Searching, Searching. Never Found | Teen Ink

Searching, Searching. Never Found

May 12, 2015
By Anonymous

I left just one week before my eighteenth birthday. I couldn’t stand to stay with my dad for another second. He had gone off the walls, his crazy off the charts. I packed my bags and headed out to the woods. The one good thing about Alaska, besides the excellent cell service ( a little bit sarcastic… Okay a lot) is that finding a silent, unpopulated place to camp is as easy as finding a McDonalds in most of central USA. I only had to drive about 3 miles down a narrow path until I found a spot that I thought would work, but I passed the ideal spot up and drove for a little while longer. By the time I had stopped, I wasn’t sure how far I had actually gone, but it didn’t matter. Distance didn’t matter for me. I was searching. For happiness, peace, calm, a cure to the mind-numbingly insane life that was forced upon me when my mom passed away. I was searching for anything that made sense.

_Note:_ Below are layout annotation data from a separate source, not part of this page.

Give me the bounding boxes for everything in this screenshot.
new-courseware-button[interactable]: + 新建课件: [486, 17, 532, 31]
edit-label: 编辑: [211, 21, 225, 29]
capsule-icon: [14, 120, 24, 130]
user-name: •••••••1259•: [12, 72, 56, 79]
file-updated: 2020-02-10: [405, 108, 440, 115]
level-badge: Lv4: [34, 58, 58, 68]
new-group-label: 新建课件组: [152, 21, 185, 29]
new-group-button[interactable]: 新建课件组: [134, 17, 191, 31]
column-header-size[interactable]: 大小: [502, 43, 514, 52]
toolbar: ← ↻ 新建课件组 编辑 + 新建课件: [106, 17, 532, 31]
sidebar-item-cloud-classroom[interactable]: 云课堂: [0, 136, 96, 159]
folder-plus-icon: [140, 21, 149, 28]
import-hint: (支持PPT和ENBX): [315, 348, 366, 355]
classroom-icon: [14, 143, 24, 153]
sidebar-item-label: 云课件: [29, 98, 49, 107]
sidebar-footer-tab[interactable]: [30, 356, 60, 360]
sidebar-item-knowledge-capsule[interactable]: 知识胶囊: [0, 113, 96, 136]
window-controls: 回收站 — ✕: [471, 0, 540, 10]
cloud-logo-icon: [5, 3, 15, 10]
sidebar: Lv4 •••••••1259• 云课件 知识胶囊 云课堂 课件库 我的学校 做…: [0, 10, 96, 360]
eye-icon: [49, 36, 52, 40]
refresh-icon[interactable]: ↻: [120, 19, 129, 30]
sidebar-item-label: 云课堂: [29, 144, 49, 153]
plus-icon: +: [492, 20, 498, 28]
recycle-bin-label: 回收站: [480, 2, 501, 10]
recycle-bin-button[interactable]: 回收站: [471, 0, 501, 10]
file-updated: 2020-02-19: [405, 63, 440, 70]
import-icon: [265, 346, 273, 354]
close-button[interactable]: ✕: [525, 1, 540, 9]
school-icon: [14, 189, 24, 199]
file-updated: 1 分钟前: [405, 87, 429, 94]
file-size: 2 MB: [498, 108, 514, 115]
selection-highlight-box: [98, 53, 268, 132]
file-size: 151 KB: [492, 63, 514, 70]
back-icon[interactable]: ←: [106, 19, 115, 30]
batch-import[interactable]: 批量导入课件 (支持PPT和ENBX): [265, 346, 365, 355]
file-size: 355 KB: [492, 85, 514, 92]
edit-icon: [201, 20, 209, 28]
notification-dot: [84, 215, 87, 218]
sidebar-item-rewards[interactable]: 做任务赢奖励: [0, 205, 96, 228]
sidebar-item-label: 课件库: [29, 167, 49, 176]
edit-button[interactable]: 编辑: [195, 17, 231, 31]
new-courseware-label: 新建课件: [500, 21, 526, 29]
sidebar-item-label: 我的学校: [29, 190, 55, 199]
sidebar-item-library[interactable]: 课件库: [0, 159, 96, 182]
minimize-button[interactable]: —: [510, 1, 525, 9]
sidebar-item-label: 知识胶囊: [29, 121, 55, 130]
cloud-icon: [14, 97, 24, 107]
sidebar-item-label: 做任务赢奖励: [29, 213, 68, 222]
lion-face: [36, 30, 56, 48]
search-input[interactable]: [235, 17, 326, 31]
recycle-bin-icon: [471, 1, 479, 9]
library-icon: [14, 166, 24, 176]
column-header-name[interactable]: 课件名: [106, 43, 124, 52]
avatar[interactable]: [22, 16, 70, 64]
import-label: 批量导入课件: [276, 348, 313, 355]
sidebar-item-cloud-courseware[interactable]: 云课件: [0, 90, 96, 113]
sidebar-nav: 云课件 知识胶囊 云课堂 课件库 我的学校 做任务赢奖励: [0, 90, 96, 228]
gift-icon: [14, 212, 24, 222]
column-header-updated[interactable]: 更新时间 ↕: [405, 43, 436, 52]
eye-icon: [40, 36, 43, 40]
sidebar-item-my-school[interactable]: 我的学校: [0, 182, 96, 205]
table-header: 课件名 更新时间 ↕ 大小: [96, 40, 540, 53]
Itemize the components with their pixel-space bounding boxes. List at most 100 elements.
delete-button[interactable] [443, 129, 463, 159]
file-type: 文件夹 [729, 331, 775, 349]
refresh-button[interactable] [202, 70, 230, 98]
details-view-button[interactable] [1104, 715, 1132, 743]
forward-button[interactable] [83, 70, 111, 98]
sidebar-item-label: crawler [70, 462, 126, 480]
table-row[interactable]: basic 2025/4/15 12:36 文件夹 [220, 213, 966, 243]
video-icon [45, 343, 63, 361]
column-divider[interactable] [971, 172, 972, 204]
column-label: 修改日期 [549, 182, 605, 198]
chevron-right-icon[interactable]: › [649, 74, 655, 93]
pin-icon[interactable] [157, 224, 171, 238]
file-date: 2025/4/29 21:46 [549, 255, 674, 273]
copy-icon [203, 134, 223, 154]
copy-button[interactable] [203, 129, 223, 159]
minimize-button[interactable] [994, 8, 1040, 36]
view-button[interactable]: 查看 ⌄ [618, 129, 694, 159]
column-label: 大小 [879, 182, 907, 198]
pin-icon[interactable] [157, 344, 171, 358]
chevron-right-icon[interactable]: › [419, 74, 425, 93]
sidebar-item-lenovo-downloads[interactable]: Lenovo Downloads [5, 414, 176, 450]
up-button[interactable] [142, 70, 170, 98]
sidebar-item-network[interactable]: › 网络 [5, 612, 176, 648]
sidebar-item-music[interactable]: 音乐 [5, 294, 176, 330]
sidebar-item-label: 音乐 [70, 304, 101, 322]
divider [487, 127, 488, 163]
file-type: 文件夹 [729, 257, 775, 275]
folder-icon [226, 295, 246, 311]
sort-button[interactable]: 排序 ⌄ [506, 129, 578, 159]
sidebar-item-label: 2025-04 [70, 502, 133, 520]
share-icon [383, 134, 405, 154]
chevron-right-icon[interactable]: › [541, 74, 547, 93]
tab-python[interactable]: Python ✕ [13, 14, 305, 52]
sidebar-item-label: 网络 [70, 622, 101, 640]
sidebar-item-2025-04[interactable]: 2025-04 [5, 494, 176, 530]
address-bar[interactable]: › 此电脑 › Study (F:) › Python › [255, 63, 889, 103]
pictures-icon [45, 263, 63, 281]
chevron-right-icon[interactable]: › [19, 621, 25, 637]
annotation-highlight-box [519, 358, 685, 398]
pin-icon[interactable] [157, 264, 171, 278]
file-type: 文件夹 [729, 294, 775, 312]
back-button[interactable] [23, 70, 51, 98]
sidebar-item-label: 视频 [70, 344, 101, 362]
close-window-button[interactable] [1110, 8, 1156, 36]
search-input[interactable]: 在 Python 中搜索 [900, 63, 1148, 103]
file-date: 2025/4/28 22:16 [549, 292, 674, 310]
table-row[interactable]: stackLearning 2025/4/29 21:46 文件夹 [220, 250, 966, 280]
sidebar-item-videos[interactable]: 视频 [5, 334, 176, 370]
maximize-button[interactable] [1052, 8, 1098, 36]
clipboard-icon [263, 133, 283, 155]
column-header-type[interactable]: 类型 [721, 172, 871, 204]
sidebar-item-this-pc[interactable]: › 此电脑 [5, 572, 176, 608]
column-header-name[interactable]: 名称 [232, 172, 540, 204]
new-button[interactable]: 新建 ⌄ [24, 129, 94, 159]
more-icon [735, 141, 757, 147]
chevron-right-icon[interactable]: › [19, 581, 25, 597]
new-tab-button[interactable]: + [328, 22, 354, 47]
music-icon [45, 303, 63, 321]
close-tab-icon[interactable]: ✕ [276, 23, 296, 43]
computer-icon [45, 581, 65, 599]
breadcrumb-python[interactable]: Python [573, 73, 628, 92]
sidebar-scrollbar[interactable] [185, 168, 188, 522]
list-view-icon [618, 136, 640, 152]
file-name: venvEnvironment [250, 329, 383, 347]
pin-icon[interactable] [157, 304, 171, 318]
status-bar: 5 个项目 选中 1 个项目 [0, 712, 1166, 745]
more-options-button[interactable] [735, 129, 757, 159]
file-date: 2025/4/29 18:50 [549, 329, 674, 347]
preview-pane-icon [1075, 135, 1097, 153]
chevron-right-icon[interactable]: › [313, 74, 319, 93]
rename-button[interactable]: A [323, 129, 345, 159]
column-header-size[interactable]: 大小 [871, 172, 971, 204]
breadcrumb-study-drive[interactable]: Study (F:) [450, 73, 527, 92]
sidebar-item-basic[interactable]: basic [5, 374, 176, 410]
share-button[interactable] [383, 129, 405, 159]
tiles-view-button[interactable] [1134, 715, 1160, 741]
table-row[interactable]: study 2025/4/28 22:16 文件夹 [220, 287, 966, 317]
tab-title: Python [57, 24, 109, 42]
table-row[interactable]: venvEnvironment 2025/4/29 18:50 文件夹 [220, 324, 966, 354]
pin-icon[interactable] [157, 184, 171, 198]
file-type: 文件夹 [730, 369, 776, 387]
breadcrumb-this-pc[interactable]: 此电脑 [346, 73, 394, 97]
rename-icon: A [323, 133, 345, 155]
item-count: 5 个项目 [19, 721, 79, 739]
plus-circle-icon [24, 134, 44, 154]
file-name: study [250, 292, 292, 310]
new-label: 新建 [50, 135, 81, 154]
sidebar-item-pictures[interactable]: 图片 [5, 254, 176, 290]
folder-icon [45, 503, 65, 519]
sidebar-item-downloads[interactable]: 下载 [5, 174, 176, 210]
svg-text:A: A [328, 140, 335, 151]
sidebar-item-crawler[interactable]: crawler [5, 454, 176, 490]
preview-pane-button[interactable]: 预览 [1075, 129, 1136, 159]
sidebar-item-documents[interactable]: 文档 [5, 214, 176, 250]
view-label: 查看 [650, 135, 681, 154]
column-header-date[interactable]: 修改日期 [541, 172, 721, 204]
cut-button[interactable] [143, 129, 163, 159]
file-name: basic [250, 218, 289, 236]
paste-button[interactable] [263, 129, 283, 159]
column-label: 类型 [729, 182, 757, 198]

That night, I couldn’t fall asleep. I laid curled up in my tent, surrounded in blankets. I heard something, a noise just outside, not more than ten feet away. A crackle, a crunch, a I held my breath. Just then, something brushed against the tent. I bit my tongue to keep from screaming. The zipper began to move, and I could hold it in anymore. I screamed, releasing all the air from my lungs. I screamed so loud it echoed from the surrounding mountains. I screamed until my lungs burned and my throat was sore. I called for help, I pleaded, I begged. Anything to make whatever was coming for me leave. I paused for a breath when I heard the receding steps, tramping through the brush. Whatever it was, I had scared it off. I prayed that it wouldn’t come back later to finish the job. I got out my flashlight and got my gun from the  rack that lay just outside the tent flap. I gathered my courage, and left my tent. I walked, shaking down the lane a little, and when I didn’t see anything, I turned to go back, and that’s when I saw it… There standing in the middle of the lane was a ? well, I’m not sure you really want to know. Are you sure? It was … my father.
“What the HECK Dad? What are are you doing out here?” I shivered in the cold, mountain air. The silhouette of my father shuffled around to face me, I squinted in the dim moonlight to distinguish the figure that appeared to be my father. The figure shambled towards me, its dull eyes the only feature visible. His eyes were empty, seemingly just endless voids, set deep in its skull. I turned and ran. I ran as hard as I could for as far as I thought that I could manage. Even then, I kept going, and yet,  as hard as I ran, as far as I thought that I had gotten, every time that I turned around, he was closer. The branches of trees whipping my arms and face. The bushes were tearing at the flesh of my legs, thorns like tiny teeth, willing to kill for the taste of blood.
I just couldn’t get over his eyes, that even when I was running, I could feel boring into my skull. Those lifeless lumps of coal stuck into his head, staring, empty, and well, dead. Whenever I thought of them a new surge of fear would streak through me. I still ran, until once I turned around, and he was gone.
At this point, I had no clue where I was, and I needed to get back to my truck. I didn’t know where that thing that used to be my father had gone to, but I knew it was still out there. I pulled out my cell phone, and began to pull up my GPS. It was still searching for my current location when they found it on the forest floor two days later. The battery should have been dead, the phone broken. Yet it still displayed that one word. Searching. That is what they have done for weeks. Searching for clues, a body, a weapon, a hint, anything. I am still here too. Still searching, only for me, its no longer for a cure, for happiness, for peace. It’s for revenge.


The author's comments:

This peice was written as a fantasy/thriller, and is not based on any real situation. Enjoy!